Header Ads

Sepotong Sapu Tangan kepada Sang Badak

Menyodorkan sepotong sapu tangan kepada sang Badak. Ia tengah kedinginan, terkena flu. Bersin bersin dengan ingus yang menetes netes ke tanah. Sedikit ragu, tapi sang Badak menerimanya tanpa harus menendangkan kaki depan sebelah kanannya. Tapi dengan mulut. Yang tampak putih memucat dengan bintik bintik merah.

Ini hari yang sangat dingin. Suhu di bawah nol. Memang tak ada termometer. Tapi ini sungguh menusuk tulang. Kaki sang Badak mengorek salju, tanda ia tak suka. Juga matanya berair, ke luar terus.
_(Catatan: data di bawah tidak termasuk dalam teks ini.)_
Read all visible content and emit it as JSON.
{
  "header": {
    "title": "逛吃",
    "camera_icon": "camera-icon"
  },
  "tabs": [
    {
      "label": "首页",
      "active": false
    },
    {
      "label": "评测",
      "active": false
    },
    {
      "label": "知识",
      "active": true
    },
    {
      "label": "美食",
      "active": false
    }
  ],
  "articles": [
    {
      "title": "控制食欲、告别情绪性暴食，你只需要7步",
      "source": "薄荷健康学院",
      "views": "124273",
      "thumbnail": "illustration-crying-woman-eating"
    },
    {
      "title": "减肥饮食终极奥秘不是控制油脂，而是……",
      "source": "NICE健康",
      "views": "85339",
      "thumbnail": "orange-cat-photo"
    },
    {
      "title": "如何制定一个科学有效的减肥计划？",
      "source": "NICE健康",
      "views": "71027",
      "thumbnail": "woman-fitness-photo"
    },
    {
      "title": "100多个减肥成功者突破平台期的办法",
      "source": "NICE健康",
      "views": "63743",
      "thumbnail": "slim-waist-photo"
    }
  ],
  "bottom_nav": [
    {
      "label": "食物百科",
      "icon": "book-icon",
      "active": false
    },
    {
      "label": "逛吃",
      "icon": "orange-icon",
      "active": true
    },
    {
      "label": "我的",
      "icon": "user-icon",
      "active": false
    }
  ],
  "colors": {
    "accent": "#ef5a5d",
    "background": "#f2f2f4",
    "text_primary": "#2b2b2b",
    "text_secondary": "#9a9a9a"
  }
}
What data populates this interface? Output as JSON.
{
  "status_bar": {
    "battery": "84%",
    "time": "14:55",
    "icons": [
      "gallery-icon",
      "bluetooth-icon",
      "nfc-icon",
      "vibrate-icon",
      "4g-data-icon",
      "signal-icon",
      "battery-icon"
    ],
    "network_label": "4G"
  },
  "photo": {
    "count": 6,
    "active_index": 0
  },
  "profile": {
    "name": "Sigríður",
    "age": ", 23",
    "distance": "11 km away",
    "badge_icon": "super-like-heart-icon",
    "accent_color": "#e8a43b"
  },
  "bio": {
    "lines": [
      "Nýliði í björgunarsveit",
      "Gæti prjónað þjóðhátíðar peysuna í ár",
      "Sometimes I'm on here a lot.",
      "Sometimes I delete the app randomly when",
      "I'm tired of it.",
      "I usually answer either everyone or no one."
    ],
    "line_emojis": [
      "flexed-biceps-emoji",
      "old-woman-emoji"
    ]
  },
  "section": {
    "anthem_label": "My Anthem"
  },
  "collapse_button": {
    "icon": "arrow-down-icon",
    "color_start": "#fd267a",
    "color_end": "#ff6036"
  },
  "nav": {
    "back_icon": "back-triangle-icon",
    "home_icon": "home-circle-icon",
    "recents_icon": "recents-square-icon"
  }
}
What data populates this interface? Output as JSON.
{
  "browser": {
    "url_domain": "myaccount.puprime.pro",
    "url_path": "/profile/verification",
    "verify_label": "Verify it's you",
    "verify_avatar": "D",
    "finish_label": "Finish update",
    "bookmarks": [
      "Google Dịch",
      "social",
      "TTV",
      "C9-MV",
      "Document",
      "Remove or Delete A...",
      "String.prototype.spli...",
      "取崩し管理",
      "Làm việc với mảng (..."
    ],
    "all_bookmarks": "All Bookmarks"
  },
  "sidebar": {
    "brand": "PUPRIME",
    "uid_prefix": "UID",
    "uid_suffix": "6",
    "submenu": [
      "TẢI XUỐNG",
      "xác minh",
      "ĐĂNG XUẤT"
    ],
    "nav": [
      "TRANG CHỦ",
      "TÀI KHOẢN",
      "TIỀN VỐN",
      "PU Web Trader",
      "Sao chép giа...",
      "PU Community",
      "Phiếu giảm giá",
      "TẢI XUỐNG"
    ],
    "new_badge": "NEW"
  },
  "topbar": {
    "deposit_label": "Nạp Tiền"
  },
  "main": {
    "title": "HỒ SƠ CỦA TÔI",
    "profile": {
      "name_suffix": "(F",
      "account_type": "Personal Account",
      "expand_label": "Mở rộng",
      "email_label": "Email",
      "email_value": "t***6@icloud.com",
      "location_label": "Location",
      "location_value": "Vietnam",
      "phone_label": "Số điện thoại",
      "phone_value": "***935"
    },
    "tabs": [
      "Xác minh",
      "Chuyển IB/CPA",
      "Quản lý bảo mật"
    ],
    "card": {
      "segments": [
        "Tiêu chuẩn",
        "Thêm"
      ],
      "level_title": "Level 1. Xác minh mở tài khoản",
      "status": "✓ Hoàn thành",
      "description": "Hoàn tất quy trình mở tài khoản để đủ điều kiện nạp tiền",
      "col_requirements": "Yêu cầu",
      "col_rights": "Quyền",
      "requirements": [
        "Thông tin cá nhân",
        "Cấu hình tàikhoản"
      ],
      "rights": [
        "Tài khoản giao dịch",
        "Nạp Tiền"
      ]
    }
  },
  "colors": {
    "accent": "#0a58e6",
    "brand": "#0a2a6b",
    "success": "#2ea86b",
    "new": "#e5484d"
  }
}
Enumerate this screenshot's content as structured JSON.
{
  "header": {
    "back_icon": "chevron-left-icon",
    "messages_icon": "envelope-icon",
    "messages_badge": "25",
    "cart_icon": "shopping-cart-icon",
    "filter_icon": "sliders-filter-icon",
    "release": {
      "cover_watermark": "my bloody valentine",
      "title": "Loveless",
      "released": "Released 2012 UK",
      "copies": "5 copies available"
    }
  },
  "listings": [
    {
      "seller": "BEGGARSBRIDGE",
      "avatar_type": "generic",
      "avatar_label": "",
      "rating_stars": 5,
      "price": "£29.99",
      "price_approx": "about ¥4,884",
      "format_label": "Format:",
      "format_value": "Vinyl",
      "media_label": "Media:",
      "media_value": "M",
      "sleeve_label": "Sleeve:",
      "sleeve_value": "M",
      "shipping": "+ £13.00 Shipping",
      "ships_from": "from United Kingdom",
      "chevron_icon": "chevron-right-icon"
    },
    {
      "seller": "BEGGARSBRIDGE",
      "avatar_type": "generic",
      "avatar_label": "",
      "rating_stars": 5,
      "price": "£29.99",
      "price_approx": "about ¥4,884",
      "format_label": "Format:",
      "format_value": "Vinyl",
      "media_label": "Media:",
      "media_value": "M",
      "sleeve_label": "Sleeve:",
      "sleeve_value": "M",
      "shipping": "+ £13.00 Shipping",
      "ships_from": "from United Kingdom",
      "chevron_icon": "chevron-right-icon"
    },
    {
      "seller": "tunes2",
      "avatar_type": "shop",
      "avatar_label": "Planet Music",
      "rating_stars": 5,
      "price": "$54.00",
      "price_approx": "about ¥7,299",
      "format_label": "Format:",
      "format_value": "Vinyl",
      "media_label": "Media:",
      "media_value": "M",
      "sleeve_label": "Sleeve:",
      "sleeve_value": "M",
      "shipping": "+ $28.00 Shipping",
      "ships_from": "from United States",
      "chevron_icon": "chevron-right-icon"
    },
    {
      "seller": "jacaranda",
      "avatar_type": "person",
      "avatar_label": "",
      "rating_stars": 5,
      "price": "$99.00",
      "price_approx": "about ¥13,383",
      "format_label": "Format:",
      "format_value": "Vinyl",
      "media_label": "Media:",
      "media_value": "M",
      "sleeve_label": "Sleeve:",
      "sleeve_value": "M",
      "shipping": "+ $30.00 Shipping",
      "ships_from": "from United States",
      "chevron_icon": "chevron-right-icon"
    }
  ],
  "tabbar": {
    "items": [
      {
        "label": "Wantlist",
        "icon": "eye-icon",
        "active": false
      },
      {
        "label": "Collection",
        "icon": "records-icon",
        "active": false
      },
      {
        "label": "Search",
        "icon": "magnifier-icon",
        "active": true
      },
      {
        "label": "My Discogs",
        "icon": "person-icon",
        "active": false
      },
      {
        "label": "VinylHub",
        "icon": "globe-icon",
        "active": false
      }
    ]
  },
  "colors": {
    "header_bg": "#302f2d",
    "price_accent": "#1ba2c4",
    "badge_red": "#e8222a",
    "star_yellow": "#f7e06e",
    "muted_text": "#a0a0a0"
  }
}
'Bagaimana aku menggunakannya?' sang Badak bertanya dengan sapu tangan di mulutnya. Suaranya agak tak terdengar.
Saya berpikir keras. Apakah saya salah memberinya sebuah sapu tangan. Atau, seharusnya saya yang mengusapkannya ke hidung dan mata sang Badak?
'Aku tak punya tangan,' Dia meneruskan pembicaraannya. 'Kalau aku pakai dua kaki depanku, aku tak mampu menahan berat tubuhku.'

Memang, si Badak sekarang tampak gemuk. Kulitnya yang menebal, menjadikan ia tak enak lagi bergerak. Ia mengaku sekarang jarang berlari lari, untuk sekadar mengejar burung yang sering mengganggunya. Atau, tak pernah lagi padang rumput ia sambangi di musim panas. Lebih suka dirinya berada di kandang yang nyaman. Tempat Paman Pawang memberi kenyamanan, baik makanan atau tempat tidur. Belum lagi hiburan musik orkestra yang selalu diputar setiap Jumat jam 12 tepat. Menjadikan sang Badak ketagihan, lebih dalam lagi ke alam tidur. Setelah perut kenyang oleh makan siang.

'Ayo, bantu aku Nak. Aku sedang pilek. Sapu tangan ini kubutuhkan. Tapi bagaimana memakainya?'
Tak ada ide. Padahal sang Badak terus merengek, penasaran bagaimana cara menggunakan sapu tangan.

Badak, maafkan saya. Saya harus mencari dahulu.